I read in reverse. Here are two examples:

Ocean Vuong’s poetic On Earth We’re Briefly Gorgeous got me through the endless month of pandemic March. But inexplicably I turned its mystery into my mania. “Magical realism in the outskirts of Hartford, CT…hmm…that’s maybe too…different.”  I went back to the prosaic after that. From The Atlantic I devoured then became deflated by an essay by Benjamin Taylor, excerpted from his book about being friends with Philip Roth. It demanded answers. “Why is this my new required reading? Still I pay  homage to the canon of a childhood deconstructed long ago…”

A few days later, my reflection.  The snark, that suspicion: it was you reading, not me.  Never trust men making pretend they’re authentic, right? Right? Please react so you can come back.

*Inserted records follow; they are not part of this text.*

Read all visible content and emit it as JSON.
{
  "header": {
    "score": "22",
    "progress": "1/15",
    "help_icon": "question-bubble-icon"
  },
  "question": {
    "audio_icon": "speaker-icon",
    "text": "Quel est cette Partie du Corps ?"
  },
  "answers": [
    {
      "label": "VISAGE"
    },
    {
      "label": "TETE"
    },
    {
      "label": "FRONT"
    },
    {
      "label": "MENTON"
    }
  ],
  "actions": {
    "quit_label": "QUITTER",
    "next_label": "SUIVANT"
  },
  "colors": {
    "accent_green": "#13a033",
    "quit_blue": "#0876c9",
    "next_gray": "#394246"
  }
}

This month I tackle revision of chapter five of my book, The Composition Commons.  The chapter presents research on the reflective letter–letters students write about a finished piece of writing.  Familiar to many composition instructors trained in “process pedagogy,” today reflection has become an important tool for promoting self-assessment. In 2016, reflection was described as “critical” to a writer’s development, one of the “threshold concepts” for writing studies.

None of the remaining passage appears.